TBTS Reviews: Fifty Shades Freed
Fifty Shades Freed is the third and final book in the Fifty Shades of Grey trilogy, and it brings the series to a dramatic yet satisfying close. We saw the shift from pure erotic romance to thriller in Fifty Shades Darker, and Freed takes it to a whole new level. Sabotage, arson, car chases, attempted kidnapping, extortion, and of course, the raunchy sex — there’s a little something for everyone.
Fifty Shades Freed is the longest book of the series, and there really is a lot of story crammed into those pages. A lot of weird shit happens to our heroes, and it actually becomes a little exhausting. Can’t these two crazy kids ever catch a break? Apparently E.L. James doesn’t think so. She wants to put our heroes through their paces, make sure they really mean it when they pledged their love and loyalty to each other.

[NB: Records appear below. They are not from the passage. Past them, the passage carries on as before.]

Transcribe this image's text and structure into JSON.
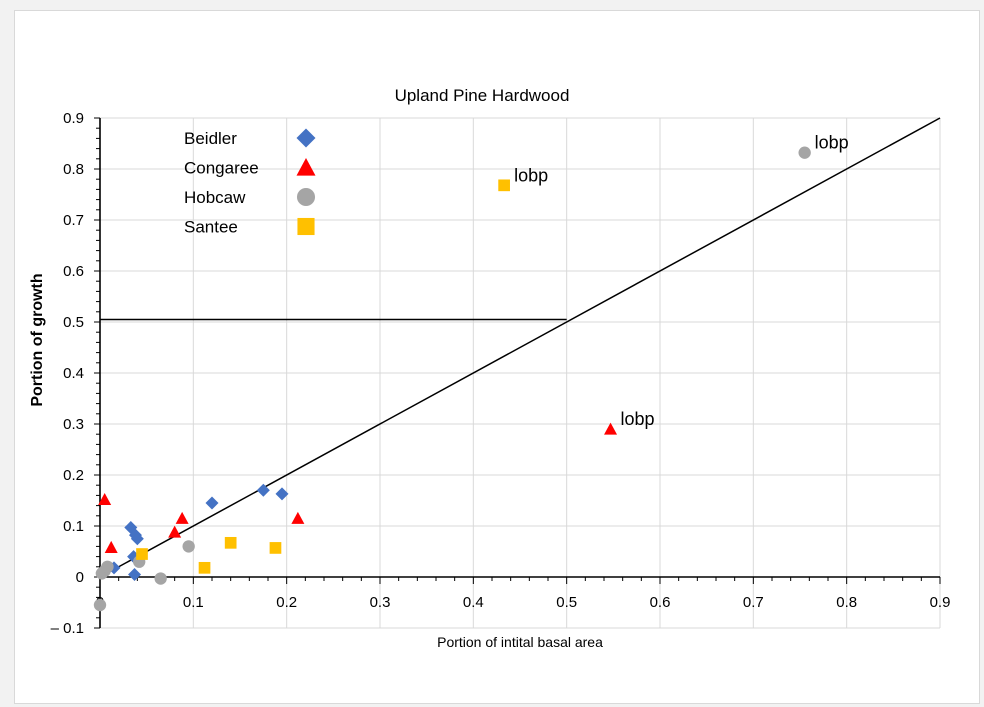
{
  "chart_data": {
    "type": "scatter",
    "title": "Upland Pine Hardwood",
    "xlabel": "Portion of intital basal area",
    "ylabel": "Portion  of  growth",
    "xlim": [
      0,
      0.9
    ],
    "ylim": [
      -0.1,
      0.9
    ],
    "x_ticks": [
      "0",
      "0.1",
      "0.2",
      "0.3",
      "0.4",
      "0.5",
      "0.6",
      "0.7",
      "0.8",
      "0.9"
    ],
    "y_ticks": [
      "– 0.1",
      "0",
      "0.1",
      "0.2",
      "0.3",
      "0.4",
      "0.5",
      "0.6",
      "0.7",
      "0.8",
      "0.9"
    ],
    "grid": true,
    "legend_position": "top-left",
    "series": [
      {
        "name": "Beidler",
        "marker": "diamond",
        "color": "#4472C4",
        "points": [
          [
            0.033,
            0.097
          ],
          [
            0.038,
            0.082
          ],
          [
            0.04,
            0.075
          ],
          [
            0.036,
            0.04
          ],
          [
            0.037,
            0.005
          ],
          [
            0.015,
            0.018
          ],
          [
            0.12,
            0.145
          ],
          [
            0.175,
            0.17
          ],
          [
            0.195,
            0.163
          ]
        ]
      },
      {
        "name": "Congaree",
        "marker": "triangle",
        "color": "#FF0000",
        "points": [
          [
            0.005,
            0.152
          ],
          [
            0.012,
            0.058
          ],
          [
            0.08,
            0.088
          ],
          [
            0.088,
            0.115
          ],
          [
            0.212,
            0.115
          ],
          [
            0.547,
            0.29
          ]
        ]
      },
      {
        "name": "Hobcaw",
        "marker": "circle",
        "color": "#A5A5A5",
        "points": [
          [
            0.0,
            -0.055
          ],
          [
            0.002,
            0.007
          ],
          [
            0.005,
            0.012
          ],
          [
            0.008,
            0.02
          ],
          [
            0.042,
            0.03
          ],
          [
            0.095,
            0.06
          ],
          [
            0.065,
            -0.003
          ],
          [
            0.755,
            0.832
          ]
        ]
      },
      {
        "name": "Santee",
        "marker": "square",
        "color": "#FFC000",
        "points": [
          [
            0.045,
            0.045
          ],
          [
            0.112,
            0.018
          ],
          [
            0.14,
            0.067
          ],
          [
            0.188,
            0.057
          ],
          [
            0.433,
            0.768
          ]
        ]
      }
    ],
    "reference_lines": [
      {
        "type": "diagonal",
        "from": [
          0,
          0
        ],
        "to": [
          0.9,
          0.9
        ]
      },
      {
        "type": "horizontal",
        "y": 0.505,
        "x_from": 0,
        "x_to": 0.5
      }
    ],
    "annotations": [
      {
        "text": "lobp",
        "x": 0.755,
        "y": 0.832
      },
      {
        "text": "lobp",
        "x": 0.433,
        "y": 0.768
      },
      {
        "text": "lobp",
        "x": 0.547,
        "y": 0.29
      }
    ]
  },
  "colors": {
    "grid": "#d9d9d9",
    "axis": "#000000",
    "reference_line": "#000000"
  }
}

The book begins with Ana and Christian on their honeymoon in the Mediterranean. We get to experience the incredibly short engagement (one month!) and incredibly lavish wedding through flashbacks. At this point they’ve known each other all of three months, and it shows. They know each other well enough to have sex constantly, but not well enough to avoid basic fights. Ana knows what pushes Christian’s buttons, yet is surprised every time she does something that makes him mad. Book 3 actually paints the pair in a pretty unflattering light — we feel as if we know these characters by now, and we don’t really like what we see. Christian is as controlling as ever, but he takes it to a whole new level in Freed. Between stepping up security after an attack at his business, trying to keep Ana from going back to work after their honeymoon, and leaving a business function in New York to fly back to Seattle just because she went out for a drink with a friend after telling him she wouldn’t — this man is the picture of domination. The Freed Christian is kind of a prick; he doesn’t look that different from your typical spouse abuser.
Ana is no better. She continues to put herself in risky situations with no regard for her own safety or what intentions Christian may have, yet when it comes to something that truly matters to her (like not changing her name at work), she backs down just because he throws a fit. She doesn’t stand up for herself when it counts, and she lets Christian run roughshod over her just because he loves her so much. She repeatedly says she feels like she’s been run over by a freight train, yet she does nothing to stop Christian from doing it. When she wants to talk, he wants to fuck, and she acquiesces.
The book is saved, but only just, by the suspenseful bits. Ana’s ex-boss, who Christian had fired after he made a pass at her, is back. He’s suspected of sabotaging Christian’s helicopter, causing its crash in Fifty Shades Darker. He moves on to committing arson in Christian’s corporate server room, followed by burglary at Christian’s fancy apartment, where he attempts to kidnap Ana and possibly kill Christian. He’s eventually released on bail, only to up the game with an extortion attempt: he kidnaps Christian’s sister, Mia, and demands $5 million from Ana in exchange for her release. Ana manages to outwit him, shooting him in the process and freeing Mia, with Christian and the police arriving just in time.
Fifty Shades Freed is clearly my least favorite book in the series. The outside drama is interesting, but it can’t make up for how unsympathetic Ana and Christian have become. There’s less growth in this book than the other two; you feel as if Ana and Christian have made it as far as they’re going to make it, and you kind of lose interest in them. They’re not the best of people, and they kind of deserve each other, though I was glad to see them get their happily-ever-after.
As I’ve mentioned before, it seems I can’t go a day without reading about the Fifty Shades hysteria. The series has knocked Harry Potter out of the top sales position in England. Hotels are starting to stock the books in their rooms in place of the Bible. There might even be a Fifty Shades of Grey-induced baby boom. And, of course, there’s the endless speculation over who will direct and star in the inevitable movie adaptations.
While overall I enjoyed this series, I think there is better erotica out there to be found. Hopefully the success of Fifty Shades of Grey will prompt women to seek it out, and will encourage publishers to print the sexy stuff. There is clearly a demand for it.